(mandolino napoletano)
Nel corso dei secoli ci sono state diverse innovazioni che hanno trasformato lo strumento. Lo strumento di tipo napoletano si impose per l’evoluzione costante della tecnica e divenne la felice sintesi delle caratteristiche di molti strumenti a pizzico antecedenti anche per la pratica accordatura per quinte che conferì una agevole facilità esecutiva.
«Un'importante svolta nella costruzione avvenne a Napoli intorno al 1740 con l'introduzione della tavola obliqua. L'inclinazione veniva ottenuta piegando il legno su un attizzatoio caldo appena dietro il ponticello prima di fissarlo al corpo dello strumento; la forma finale distribuiva la tensione delle corde in modo più uniforme su tutto lo strumento rispetto alla tradizionale tavola piatta. Questo nuovo design divenne un tratto comune e distintivo napoletano, in particolare sulla chitarra battente e sul mandolino di recente sviluppo». (James Tyler e Paul Sparks, The early mandolin, Oxford University Press)
Gli strumenti di questo periodo hanno comunemente tavole fatte di abete o pino, con il fondo (o la ciotola) costruito con un numero di dozzine e trentacinque di doghe di sicomoro, palissandro o acero. Sui migliori mandolini napoletani ogni doghe era scanalata (cioè, scavata dopo essere stata incollata in posizione, in modo che il fondo presentasse una serie di creste e depressioni). La coppia di doghe più vicine alla tavola armonica è molto più profonda delle altre e conferisce al mandolino la sua caratteristica curva profonda, molto più pronunciata di quella riscontrata su qualsiasi altro tipo di strumento a pizzico.
Inizialmente i tasti erano applicati direttamente sul manico ed arrivavano fin sulla tavola armonica.
Successivamente, con Vinaccia, compare la tastiera in ebano e i tasti in metallo (o avorio) erano fissati in fessure nella tastiera al posto dei legacci o delle imprecise tastature in osso. La tastiera era decorata con avorio sui migliori strumenti e giaceva inizialmente a filo con la tavola armonica, a differenza degli strumenti più moderni in cui la tastiera corre sopra la tavola e si ferma alla buca. Si deve a Raffaele Calace il prolungamento della tastiera fino al 29° tasto.
La paletta piatta con piroli sagittali seguiva la tradizione napoletana della costruzione di chitarre e chitarre battenti piuttosto che la testa e i piroli laterali a volute del mandolino.
La buca era aperta e tra questa e il ponticello era posta una piastra protettiva fatta di tartaruga o di un pezzo di legno duro. Fissando le corde a perni di aggancio alla base, si evitava il problema della rottura della tavola, che si riscontra sul tipo di liuto con ponticello incollato fisso ad alte tensioni.
Ma la caratteristica più significativa del mandolino napoletano consiste nell'accordatura. La tradizionale accordatura basata sulle quarte del mandolino, un'accordatura che favorisce uno stile di esecuzione basato sugli accordi, è stata sostituita dalle quinte che conferiscono al mandolino molte caratteristiche del violino.
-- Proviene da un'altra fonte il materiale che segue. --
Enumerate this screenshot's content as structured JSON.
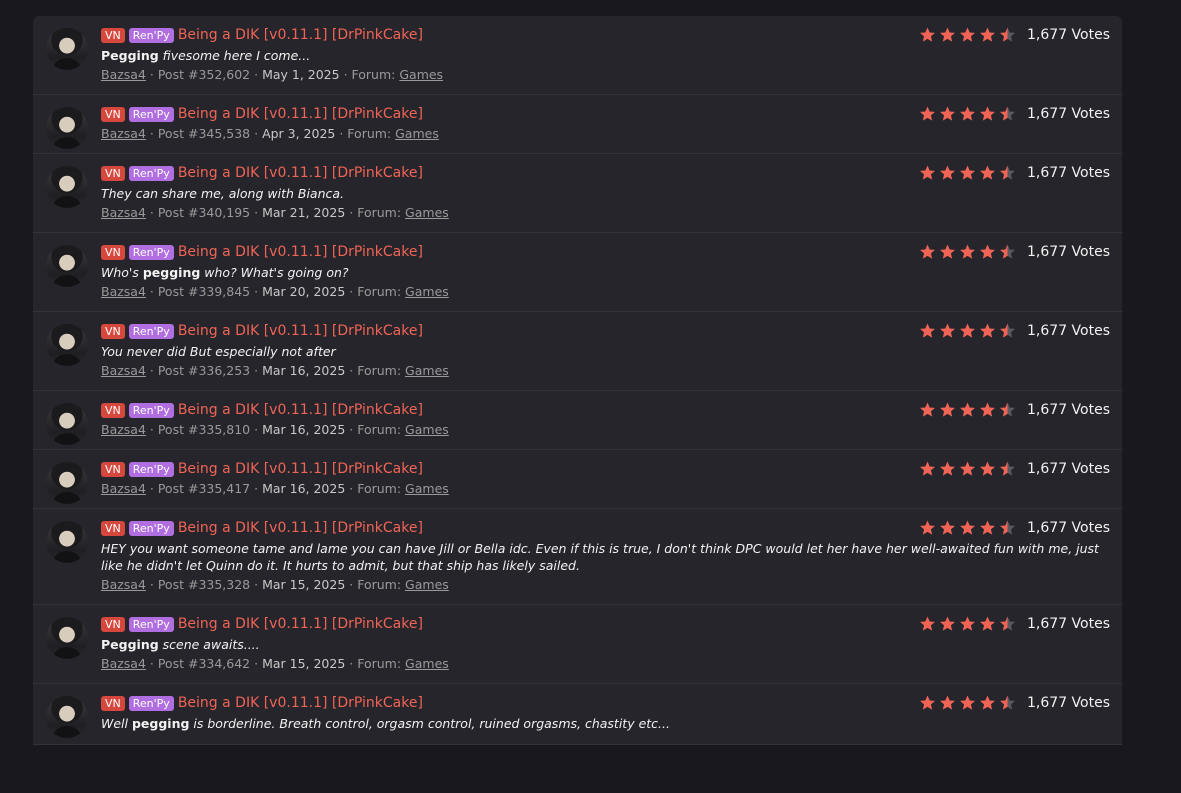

Mentre per un musicista con formazione convenzionale del periodo il mandolino era uno studio separato, il mandolino era facilmente comprensibile da qualsiasi compositore o esecutore che avesse familiarità con il violino, che era diventato il re indiscusso della famiglia degli strumenti ad arco.
Le sue doppie corde sono accordate per quinte: Sol/g2, Re/d3, La/a3, Mi/e4) sono da sempre suonate con un plettro assicurando allo strumento una notevole presenza sonora.
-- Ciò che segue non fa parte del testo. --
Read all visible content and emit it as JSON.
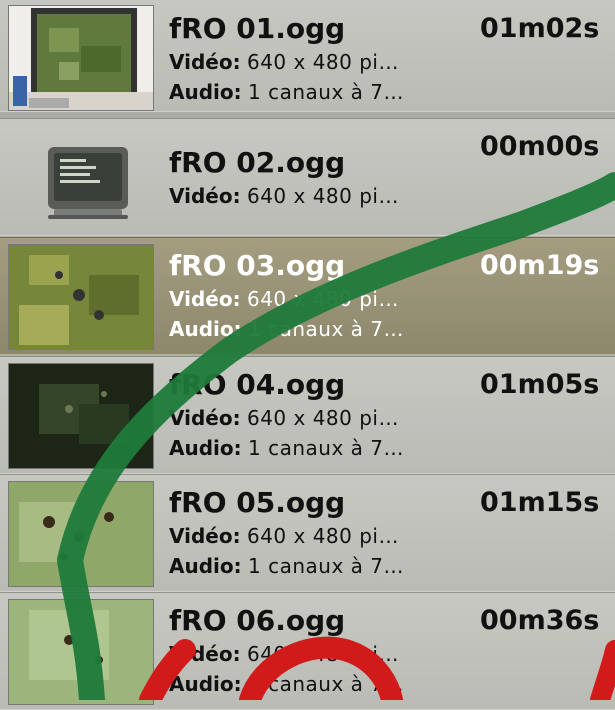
{
  "items": [
    {
      "title": "fRO 01.ogg",
      "duration": "01m02s",
      "video_label": "Vidéo:",
      "video_value": "640 x 480 pi…",
      "audio_label": "Audio:",
      "audio_value": "1 canaux à 7…",
      "thumb_icon": "screen-photo-thumbnail"
    },
    {
      "title": "fRO 02.ogg",
      "duration": "00m00s",
      "video_label": "Vidéo:",
      "video_value": "640 x 480 pi…",
      "audio_label": "",
      "audio_value": "",
      "thumb_icon": "monitor-icon"
    },
    {
      "title": "fRO 03.ogg",
      "duration": "00m19s",
      "video_label": "Vidéo:",
      "video_value": "640 x 480 pi…",
      "audio_label": "Audio:",
      "audio_value": "1 canaux à 7…",
      "thumb_icon": "game-map-thumbnail"
    },
    {
      "title": "fRO 04.ogg",
      "duration": "01m05s",
      "video_label": "Vidéo:",
      "video_value": "640 x 480 pi…",
      "audio_label": "Audio:",
      "audio_value": "1 canaux à 7…",
      "thumb_icon": "dark-map-thumbnail"
    },
    {
      "title": "fRO 05.ogg",
      "duration": "01m15s",
      "video_label": "Vidéo:",
      "video_value": "640 x 480 pi…",
      "audio_label": "Audio:",
      "audio_value": "1 canaux à 7…",
      "thumb_icon": "green-map-thumbnail"
    },
    {
      "title": "fRO 06.ogg",
      "duration": "00m36s",
      "video_label": "Vidéo:",
      "video_value": "640 x 480 pi…",
      "audio_label": "Audio:",
      "audio_value": "1 canaux à 7…",
      "thumb_icon": "green-map-thumbnail"
    }
  ],
  "selected_index": 2,
  "colors": {
    "selection": "#948d72",
    "checkmark": "#1f7a3a",
    "red_mark": "#d11a1a"
  }
}
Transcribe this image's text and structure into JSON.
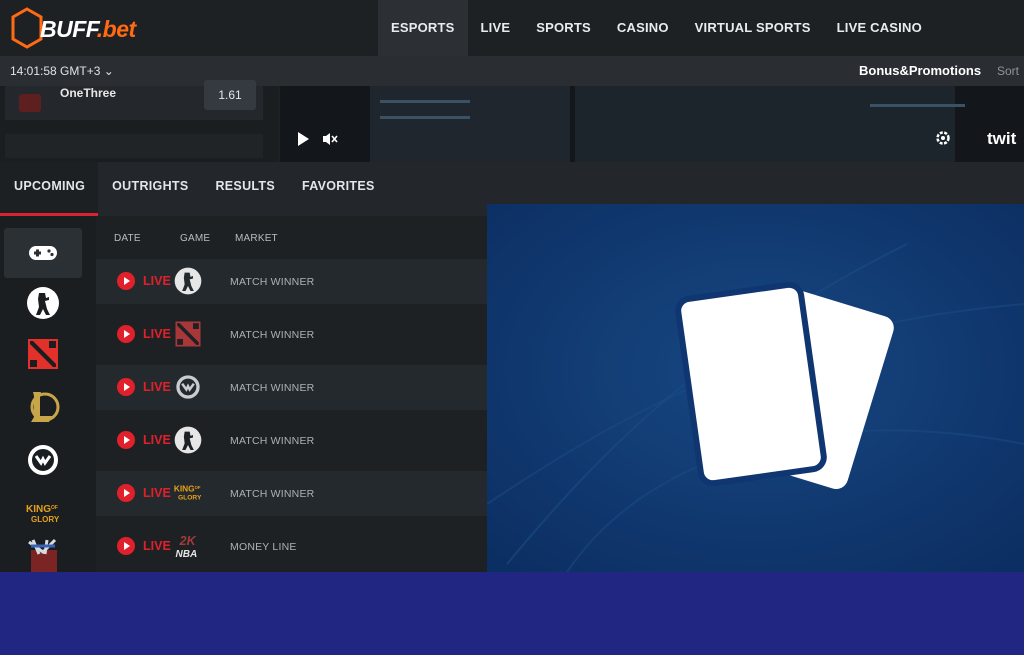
{
  "header": {
    "logo_main": "BUFF",
    "logo_suffix": ".bet",
    "nav": [
      "ESPORTS",
      "LIVE",
      "SPORTS",
      "CASINO",
      "VIRTUAL SPORTS",
      "LIVE CASINO"
    ],
    "active_nav": "ESPORTS"
  },
  "subbar": {
    "clock": "14:01:58 GMT+3 ⌄",
    "promotions": "Bonus&Promotions",
    "sort": "Sort"
  },
  "stream_strip": {
    "team_name": "OneThree",
    "odds": "1.61",
    "twitch_label": "twit"
  },
  "tabs": [
    "UPCOMING",
    "OUTRIGHTS",
    "RESULTS",
    "FAVORITES"
  ],
  "list": {
    "headers": {
      "date": "DATE",
      "game": "GAME",
      "market": "MARKET"
    },
    "rows": [
      {
        "status": "LIVE",
        "game_icon": "counter-strike-icon",
        "market": "MATCH WINNER"
      },
      {
        "status": "LIVE",
        "game_icon": "dota2-icon",
        "market": "MATCH WINNER"
      },
      {
        "status": "LIVE",
        "game_icon": "overwatch-icon",
        "market": "MATCH WINNER"
      },
      {
        "status": "LIVE",
        "game_icon": "counter-strike-icon",
        "market": "MATCH WINNER"
      },
      {
        "status": "LIVE",
        "game_icon": "king-of-glory-icon",
        "market": "MATCH WINNER"
      },
      {
        "status": "LIVE",
        "game_icon": "nba2k-icon",
        "market": "MONEY LINE"
      }
    ]
  },
  "sidebar_icons": [
    "gamepad-icon",
    "counter-strike-icon",
    "dota2-icon",
    "league-of-legends-icon",
    "overwatch-icon",
    "king-of-glory-icon",
    "street-fighter-icon"
  ],
  "icon_text": {
    "king_line1": "KING",
    "king_of": "OF",
    "king_line2": "GLORY",
    "nba_2k": "2K",
    "nba_text": "NBA"
  },
  "colors": {
    "brand_orange": "#ff6a13",
    "live_red": "#e0212c",
    "cards_bg": "#0f3670",
    "bottom_band": "#212683"
  }
}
Il plettro inizialmente era ricavato da una penna d’oca (come si usava anche nei clavicembali) ed è per questo che oggi pur essendo in materiale sintetico, viene ancora definito penna o pennetta e il colpo sulle corde viene chiamato pennata.
Si deve a Pasquale Vinaccia, della rinomata liuteria Vinaccia, l’applicazione delle corde in acciaio armonico, in sostituzione di quelle in ottone e budello utilizzate fino ai primi dell'Ottocento, che stabiliscono il definitivo equilibrio sonoro e delle meccaniche a vite che rendono stabile l’accordatura ben più dei piroli in legno usati in precedenza.
Mandolino Napoletano, Vincenzo Vinaccia, 1773.
Mandolino Napoletano, Raffaele Calace, 1925.